Wednesday, April 27, 2011

Photo Essay

If you have time, check out this beautiful photo essay about Korean adoption by Jeanne Madderman. The pictures tell the stories better than words ever could.

The photos of the birth mothers, especially, are heartbreaking.

Friday, April 22, 2011

Minor Celeb Status

Okay, the headline was just a joke, but since I was part of the first adoptee group to become dual citizens there was a lot of press at the event. Not kidding, these guys were sprinting around the room trying to capture every.single.moment. One guy was absolutely pouring sweat.

Anyway, here are links to some of the coverage:
  • Korea Times: A picture of the group and the article's in English too.
  • Kyunghyang: A small local newspaper (in Korean, but there's a pic)
  • MBC News clip: It's in Korean and mostly features a married couple who got dual citizenship together, but there's a quick little part where I shake hands with the Ministry of Justice and bow. ^^

Thursday, April 21, 2011

Sisters Night

Last night Mark and SangKwun both had prior appointments, so ChungPing and I had a "sisters night." First, we gorged ourselves on shabu shabu. Seriously. I think we still had half a pot of veggies of meat, plus noodles and rice to cook when we both started feeling full. We both said we sort of wished Mark was with us because he always eats a lot. Haha.

Then, we came back home, attempted to watch a little Korean TV, and mostly just gossiped. I managed to snap a pic of her... cutest pregnant lady ever award!

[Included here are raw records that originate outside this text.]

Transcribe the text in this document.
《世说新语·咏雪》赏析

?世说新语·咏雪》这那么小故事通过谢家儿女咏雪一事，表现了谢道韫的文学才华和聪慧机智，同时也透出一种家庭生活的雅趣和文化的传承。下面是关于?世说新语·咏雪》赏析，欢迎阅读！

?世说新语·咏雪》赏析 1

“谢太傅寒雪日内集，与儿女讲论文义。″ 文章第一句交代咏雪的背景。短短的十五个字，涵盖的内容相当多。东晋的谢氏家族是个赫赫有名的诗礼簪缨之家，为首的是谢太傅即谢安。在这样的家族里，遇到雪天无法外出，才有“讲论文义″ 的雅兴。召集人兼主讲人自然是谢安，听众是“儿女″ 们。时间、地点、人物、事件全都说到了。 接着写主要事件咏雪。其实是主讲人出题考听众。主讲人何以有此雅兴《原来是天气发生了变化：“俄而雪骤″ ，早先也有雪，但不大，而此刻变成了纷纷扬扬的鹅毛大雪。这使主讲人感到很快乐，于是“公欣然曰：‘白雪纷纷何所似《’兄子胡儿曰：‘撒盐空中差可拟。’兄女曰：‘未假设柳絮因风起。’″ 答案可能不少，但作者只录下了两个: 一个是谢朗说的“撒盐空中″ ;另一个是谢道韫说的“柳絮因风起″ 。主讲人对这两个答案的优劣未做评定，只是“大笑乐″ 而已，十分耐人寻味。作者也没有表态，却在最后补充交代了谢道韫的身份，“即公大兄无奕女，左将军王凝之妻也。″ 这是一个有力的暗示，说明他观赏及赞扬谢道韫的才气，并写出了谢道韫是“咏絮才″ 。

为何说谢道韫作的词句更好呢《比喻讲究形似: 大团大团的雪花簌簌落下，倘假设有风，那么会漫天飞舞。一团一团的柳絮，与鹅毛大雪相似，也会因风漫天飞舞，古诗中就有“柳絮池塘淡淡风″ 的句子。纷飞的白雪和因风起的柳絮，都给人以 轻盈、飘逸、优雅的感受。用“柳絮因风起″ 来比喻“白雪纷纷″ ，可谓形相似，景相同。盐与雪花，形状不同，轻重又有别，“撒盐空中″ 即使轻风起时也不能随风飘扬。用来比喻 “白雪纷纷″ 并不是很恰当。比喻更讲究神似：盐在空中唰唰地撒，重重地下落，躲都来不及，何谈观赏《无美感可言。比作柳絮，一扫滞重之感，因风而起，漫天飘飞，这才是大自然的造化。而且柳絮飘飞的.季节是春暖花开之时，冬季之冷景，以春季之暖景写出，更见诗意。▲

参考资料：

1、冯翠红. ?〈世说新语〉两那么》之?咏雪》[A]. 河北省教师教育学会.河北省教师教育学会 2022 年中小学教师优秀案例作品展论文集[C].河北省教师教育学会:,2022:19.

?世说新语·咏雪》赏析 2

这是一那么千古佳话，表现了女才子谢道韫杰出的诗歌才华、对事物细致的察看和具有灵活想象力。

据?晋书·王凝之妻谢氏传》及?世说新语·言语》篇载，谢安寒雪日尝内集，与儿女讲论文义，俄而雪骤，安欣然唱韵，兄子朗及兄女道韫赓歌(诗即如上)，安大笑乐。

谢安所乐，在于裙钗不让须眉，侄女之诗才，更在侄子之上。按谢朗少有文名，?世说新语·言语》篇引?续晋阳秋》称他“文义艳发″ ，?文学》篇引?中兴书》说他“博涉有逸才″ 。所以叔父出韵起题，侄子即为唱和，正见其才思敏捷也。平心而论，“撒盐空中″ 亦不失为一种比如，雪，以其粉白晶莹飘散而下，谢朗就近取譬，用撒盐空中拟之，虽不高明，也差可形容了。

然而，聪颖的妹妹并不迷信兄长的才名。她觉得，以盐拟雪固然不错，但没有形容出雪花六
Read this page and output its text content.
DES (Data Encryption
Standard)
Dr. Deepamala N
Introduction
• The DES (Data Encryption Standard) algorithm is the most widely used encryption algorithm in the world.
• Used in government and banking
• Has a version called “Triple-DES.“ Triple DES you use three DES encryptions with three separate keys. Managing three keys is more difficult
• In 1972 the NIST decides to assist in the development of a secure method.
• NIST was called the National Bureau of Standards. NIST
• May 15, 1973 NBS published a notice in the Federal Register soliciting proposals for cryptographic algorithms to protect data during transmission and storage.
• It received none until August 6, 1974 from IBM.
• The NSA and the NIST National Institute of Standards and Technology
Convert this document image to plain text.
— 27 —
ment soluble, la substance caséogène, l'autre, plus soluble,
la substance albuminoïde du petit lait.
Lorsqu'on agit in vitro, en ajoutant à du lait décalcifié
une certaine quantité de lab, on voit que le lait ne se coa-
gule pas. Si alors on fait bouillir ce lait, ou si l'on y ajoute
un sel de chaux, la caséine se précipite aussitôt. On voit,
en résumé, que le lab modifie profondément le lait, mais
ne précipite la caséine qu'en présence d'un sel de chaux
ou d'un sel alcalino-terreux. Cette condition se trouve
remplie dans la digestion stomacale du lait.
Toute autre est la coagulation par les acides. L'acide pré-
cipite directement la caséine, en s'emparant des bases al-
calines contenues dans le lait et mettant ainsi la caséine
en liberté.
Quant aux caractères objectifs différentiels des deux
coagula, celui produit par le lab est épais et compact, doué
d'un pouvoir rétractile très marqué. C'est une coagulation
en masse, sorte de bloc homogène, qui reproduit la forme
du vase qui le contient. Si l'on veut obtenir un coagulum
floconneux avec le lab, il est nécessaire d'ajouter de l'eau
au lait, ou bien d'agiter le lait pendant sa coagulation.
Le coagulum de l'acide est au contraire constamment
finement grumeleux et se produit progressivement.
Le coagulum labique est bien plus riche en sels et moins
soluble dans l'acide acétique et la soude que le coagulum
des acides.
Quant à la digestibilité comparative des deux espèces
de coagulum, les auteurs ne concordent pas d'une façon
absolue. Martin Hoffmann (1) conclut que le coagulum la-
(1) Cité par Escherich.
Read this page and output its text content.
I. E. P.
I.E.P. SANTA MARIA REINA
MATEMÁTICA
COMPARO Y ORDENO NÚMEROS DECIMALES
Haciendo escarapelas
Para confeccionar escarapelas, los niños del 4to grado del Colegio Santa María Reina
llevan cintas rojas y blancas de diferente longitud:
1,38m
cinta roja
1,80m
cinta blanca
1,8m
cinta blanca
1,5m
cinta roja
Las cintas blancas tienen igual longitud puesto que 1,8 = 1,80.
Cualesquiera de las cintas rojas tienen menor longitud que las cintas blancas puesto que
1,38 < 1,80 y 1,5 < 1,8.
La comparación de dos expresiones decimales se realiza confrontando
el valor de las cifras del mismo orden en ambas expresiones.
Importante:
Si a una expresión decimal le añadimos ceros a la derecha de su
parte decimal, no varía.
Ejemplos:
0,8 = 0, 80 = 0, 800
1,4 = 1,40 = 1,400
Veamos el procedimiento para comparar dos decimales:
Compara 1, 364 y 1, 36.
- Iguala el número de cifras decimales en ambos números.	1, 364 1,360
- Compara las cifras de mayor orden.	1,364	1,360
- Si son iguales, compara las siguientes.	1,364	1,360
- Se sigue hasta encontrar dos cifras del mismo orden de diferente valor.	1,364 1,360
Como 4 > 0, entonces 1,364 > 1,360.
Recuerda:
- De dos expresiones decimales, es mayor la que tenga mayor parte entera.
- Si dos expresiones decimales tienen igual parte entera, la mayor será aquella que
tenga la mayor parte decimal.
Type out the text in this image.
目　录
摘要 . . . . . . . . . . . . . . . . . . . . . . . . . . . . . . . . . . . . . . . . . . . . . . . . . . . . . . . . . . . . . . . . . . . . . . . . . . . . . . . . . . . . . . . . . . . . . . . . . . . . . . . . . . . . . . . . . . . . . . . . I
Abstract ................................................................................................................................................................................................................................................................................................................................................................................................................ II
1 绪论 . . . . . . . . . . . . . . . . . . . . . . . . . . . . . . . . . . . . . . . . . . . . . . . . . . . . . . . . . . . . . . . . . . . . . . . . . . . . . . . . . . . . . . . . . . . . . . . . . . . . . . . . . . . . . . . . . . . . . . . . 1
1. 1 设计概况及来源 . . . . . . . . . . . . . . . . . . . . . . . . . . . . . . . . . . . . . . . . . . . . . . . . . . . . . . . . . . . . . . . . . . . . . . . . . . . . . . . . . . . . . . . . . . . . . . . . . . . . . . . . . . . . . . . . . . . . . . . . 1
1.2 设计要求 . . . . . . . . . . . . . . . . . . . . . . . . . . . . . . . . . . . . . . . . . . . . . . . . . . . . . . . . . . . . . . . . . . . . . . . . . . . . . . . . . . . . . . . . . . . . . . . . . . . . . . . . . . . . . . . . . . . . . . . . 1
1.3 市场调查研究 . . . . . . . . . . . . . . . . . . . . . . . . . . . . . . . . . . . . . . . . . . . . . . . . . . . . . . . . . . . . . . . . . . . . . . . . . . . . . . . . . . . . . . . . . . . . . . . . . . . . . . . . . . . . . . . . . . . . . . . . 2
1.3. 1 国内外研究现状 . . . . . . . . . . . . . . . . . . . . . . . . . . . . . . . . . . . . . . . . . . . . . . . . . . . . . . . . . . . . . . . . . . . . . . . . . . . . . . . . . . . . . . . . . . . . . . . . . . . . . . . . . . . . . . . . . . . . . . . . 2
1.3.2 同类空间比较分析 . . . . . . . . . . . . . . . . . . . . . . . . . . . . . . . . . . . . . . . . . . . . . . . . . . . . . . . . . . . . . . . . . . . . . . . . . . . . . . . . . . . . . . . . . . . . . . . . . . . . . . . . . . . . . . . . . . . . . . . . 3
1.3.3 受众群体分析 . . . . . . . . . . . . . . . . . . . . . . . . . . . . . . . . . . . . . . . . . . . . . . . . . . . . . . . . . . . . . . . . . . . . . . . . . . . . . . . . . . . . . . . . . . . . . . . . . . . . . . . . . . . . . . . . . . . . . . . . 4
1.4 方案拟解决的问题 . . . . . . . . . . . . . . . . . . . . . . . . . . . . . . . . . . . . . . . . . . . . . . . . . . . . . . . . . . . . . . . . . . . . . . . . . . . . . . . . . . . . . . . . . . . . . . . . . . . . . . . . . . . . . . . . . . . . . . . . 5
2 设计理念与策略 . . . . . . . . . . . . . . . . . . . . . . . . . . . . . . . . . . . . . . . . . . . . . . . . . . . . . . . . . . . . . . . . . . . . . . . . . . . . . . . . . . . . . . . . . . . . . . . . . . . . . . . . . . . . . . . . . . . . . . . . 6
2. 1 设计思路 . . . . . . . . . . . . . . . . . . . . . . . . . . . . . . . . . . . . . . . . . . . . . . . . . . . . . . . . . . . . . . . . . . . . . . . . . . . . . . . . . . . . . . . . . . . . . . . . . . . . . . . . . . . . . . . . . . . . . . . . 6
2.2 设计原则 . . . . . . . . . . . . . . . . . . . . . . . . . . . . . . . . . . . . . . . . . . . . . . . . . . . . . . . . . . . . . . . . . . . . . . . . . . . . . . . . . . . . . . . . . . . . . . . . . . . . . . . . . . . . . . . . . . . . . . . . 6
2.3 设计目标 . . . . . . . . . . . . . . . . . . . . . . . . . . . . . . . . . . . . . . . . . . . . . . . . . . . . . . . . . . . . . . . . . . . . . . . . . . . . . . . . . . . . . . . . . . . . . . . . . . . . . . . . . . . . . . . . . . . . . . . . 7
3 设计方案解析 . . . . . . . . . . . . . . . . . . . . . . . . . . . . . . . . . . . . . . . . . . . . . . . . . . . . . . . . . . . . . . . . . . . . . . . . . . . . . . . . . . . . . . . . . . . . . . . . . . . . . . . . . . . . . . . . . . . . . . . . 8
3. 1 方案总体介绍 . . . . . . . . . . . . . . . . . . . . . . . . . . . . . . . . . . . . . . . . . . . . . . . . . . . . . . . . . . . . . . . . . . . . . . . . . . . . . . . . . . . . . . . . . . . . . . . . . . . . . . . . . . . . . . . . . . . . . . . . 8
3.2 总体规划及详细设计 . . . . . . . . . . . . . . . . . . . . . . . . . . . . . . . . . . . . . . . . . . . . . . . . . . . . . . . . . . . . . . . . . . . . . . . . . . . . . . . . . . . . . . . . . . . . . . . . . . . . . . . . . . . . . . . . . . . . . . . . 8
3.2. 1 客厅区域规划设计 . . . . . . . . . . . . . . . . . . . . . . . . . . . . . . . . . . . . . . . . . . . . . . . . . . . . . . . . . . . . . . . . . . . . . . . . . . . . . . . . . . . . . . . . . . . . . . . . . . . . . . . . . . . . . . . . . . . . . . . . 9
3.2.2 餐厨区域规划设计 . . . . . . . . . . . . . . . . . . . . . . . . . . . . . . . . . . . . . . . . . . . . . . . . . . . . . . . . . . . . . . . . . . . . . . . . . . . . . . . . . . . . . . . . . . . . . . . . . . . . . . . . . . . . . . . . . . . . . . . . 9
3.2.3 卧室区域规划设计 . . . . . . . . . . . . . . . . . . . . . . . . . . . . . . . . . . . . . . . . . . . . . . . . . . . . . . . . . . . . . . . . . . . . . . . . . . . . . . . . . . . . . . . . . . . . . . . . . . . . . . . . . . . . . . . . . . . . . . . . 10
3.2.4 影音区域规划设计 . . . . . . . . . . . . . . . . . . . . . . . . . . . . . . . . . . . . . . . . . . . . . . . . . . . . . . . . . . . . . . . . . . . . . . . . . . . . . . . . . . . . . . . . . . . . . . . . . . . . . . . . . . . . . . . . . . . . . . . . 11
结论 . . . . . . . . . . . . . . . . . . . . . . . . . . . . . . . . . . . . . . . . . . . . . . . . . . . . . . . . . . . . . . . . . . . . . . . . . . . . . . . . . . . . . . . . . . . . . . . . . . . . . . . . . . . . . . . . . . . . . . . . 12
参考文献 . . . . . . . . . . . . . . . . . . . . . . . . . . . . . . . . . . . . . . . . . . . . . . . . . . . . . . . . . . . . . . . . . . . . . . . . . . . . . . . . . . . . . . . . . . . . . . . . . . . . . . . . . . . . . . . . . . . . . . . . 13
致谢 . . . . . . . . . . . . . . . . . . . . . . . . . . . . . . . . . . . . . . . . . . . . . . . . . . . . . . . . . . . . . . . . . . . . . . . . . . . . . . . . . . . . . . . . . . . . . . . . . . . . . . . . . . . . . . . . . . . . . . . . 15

I have to say, I've really been enjoying evenings like this with ChungPing. Even though we can't speak a common language and I don't see her as often as I'd like, she's truly become like a sister to me. I can be myself around her and we can talk about everything from her feelings about the baby, plans for the future, ex-boyfriends, and what our husbands do that make us mad. Also, when she's in town and goes shopping, she almost always picks me up a thing or two to add to my wardrobe and dispenses all sorts of advice about how I should wear it. Can't get much more sisterly than that!!!!

Cooking class

Last week for our Sogang field trip, everyone in Level 4 went to a cooking class in 홍대.

The place was really cool and we got to prepare 안동찜닭 (chicken and veggies in a spicy soy based sauce), 해물 파전 (seafood and green onion pancakes), and 김밥 (Korean version of sushi rolls).

When we arrived, we put on aprons. The cooking area was really nice and there were tables with ingredients for each class. There were a total of 6 Level 4 classes.

Here I am with my classmate Chika. She is Japanese and actually loves cooking so much that she is currently enrolled in 2 cooking classes. After she finishes up at Sogang, she heads to cooking school. Needless to say, she was invaluable as we sliced, diced, sauteed...


The ingredients were mostly all laid out for us, we just had to cut them up and cook them.


Here's the seafood plate. It's kind of odd, because when I first came here I couldn't stand squid, but little by little it's grown on me. I am still not at the point of eating dried and buttered squid as a snack at the movies, but in various dishes it's actually pretty good.


We added the cut up seafood to this green onion batter.


Then we fried them, and TA DAAAA... 해물 파전! This is seriously one of my favorite things to eat lately with 막걸리 (Korean rice wine).


We also rolled up some 김밥. Mine is on the far right. These Korean rolls are filled with rice, carrots, cucumbers, sesame leaves, picked radishes, crab sticks, and more. Amazing.


And finally, here's the 안동찜닭 cooking.


And here's our final product! The best part of the day was that we could eat our creations together with our class. The place also provided us with kimchi (because what is a meal without it), and oranges.


And before we left, we were all given a recipe (in Korean no less) so we can try to make some of these dishes on our own. Any requests?